Comroad: Absturz eines Stars Anleger erwarten weitere Fakten Die Comroad-Aktie crasht weiter. Trotz eines offenen Briefes an die Platow-Redaktion erwarten die Anleger weitere Fakten, welche die harten Vorwürfe gegen Comroad widerlegen können. Eine Bilanz des Absturz der einstigen Lieblings-Aktie des Nemax50 gibt w:o-Mitarbeiter Klaus Singer.
Die Comroad-Aktie stürzt, das Unternehmen steht im Kreuzfeuer. Die „Platow Börse“ greift Meldungen der Prior-Börse auf, die von ihrem ehemaligen Redakteur Egbert Prior herausgegeben wird. Diese sind im Kern schon länger bekannt und münden in der Aussage, die Comroad-Umsätze beruhen nicht auf "seriösen Geschäftsbeziehungen". In zwei Fällen wird dasselbe Strickmuster ausgemacht: Kooperationspartner sollen utopische Mengen an Comroad-Gerät abnehmen, um die Planzahlen zu erreichen. Im Gegenzug beteilige sich Comroad mit einer Kapitaleinlage, zumindest im Falle der englischen Skynet. Die Redaktion des Platow-Briefes beklagt ferner, dass das Unternehmen trotz mehrfacher Nachfrage Unterlagen vorenthalte. Auch der Jahresabschluss 2000 sei immer noch nicht fertig. Soweit die Vorwürfe.

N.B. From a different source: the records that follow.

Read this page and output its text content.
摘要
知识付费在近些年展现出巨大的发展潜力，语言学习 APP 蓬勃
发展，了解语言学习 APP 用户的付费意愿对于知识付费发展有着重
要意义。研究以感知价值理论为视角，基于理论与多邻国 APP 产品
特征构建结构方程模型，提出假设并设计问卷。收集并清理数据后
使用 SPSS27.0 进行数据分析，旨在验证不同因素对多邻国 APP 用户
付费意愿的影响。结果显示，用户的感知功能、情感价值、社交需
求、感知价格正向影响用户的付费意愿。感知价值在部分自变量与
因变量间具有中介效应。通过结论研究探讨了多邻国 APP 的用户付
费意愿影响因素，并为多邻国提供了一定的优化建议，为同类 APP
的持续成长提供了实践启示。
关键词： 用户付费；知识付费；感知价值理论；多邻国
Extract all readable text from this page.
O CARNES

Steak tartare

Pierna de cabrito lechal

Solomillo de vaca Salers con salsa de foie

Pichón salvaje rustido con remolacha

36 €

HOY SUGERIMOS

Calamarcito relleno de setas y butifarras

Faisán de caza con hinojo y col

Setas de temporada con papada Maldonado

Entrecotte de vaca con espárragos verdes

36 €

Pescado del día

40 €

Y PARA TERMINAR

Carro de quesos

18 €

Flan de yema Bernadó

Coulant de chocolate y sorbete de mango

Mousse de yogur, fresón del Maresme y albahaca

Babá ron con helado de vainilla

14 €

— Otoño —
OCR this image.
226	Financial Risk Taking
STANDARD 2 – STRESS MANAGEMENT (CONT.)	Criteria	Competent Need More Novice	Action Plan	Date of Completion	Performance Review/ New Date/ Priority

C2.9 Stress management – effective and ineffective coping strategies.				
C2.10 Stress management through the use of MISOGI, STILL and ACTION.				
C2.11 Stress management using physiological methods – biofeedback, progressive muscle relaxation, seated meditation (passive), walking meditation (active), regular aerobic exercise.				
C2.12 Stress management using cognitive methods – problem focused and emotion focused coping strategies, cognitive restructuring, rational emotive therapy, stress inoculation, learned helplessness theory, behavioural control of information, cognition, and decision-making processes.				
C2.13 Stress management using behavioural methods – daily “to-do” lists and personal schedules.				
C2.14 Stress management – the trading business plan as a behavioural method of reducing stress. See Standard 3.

Vorstandvorsitzender Bodo Schnabel hat diese zurückgewiesen und angemerkt, dass die beiden Vertriebspartner von Comroad im Rahmen von Analysten-Roadshows Anfang April die Planzahlen in aller Öffentlichkeit bestätigt haben. Die Redaktion des Briefes habe ihn im übrigen nicht kontaktiert. Schnabel stellt die nicht ganz unberechtigte Frage, wie mit einer Kapitalspritze von vergleichsweise mageren 1 Mio.$ bei Skynet die Einlagerung von je nach Lesart 8.000 bis 15.000 „Einheiten“ in diesem Jahr finanziert werden soll.
Eine sehr kleine Auswahl von letzten Marktkommentaren: „Comroad bei 20€ kaufenswert“ (WiWo heute, 2. April); „Comroad will Autohersteller noch 2001 beliefern“ (VWD, 3. April); „Comroad Marktperformer“ (SES Research, 6. April); „Comroad kaufen“ (SEB, 6. April); „Trading Buy“ (Hornblower Fischer, 9. April); „Comroad – klarer Kauf“ (Oberbayrischer Börsenbrief, 9. April); „Comroad geraten unter Wettbewerbsdruck“ (VWD, 12. April). Auch der Platow-Brief hatte Comroad übrigens noch am 6. April als „aussichtsreich“ bezeichnet, wenngleich man vor dem Einstieg eine Bodenbildung abwarten solle. Einige Stimmen vermuten, dass systematisch Kurse gedrückt werden, weil Großinvestoren einsteigen wollen. Andere vermuten genau das Gegenteil: Fonds wollen sich zurückziehen. In welche Richtung sich der Kurs auch immer bewegt, die Umsätze sind stets beträchtlich.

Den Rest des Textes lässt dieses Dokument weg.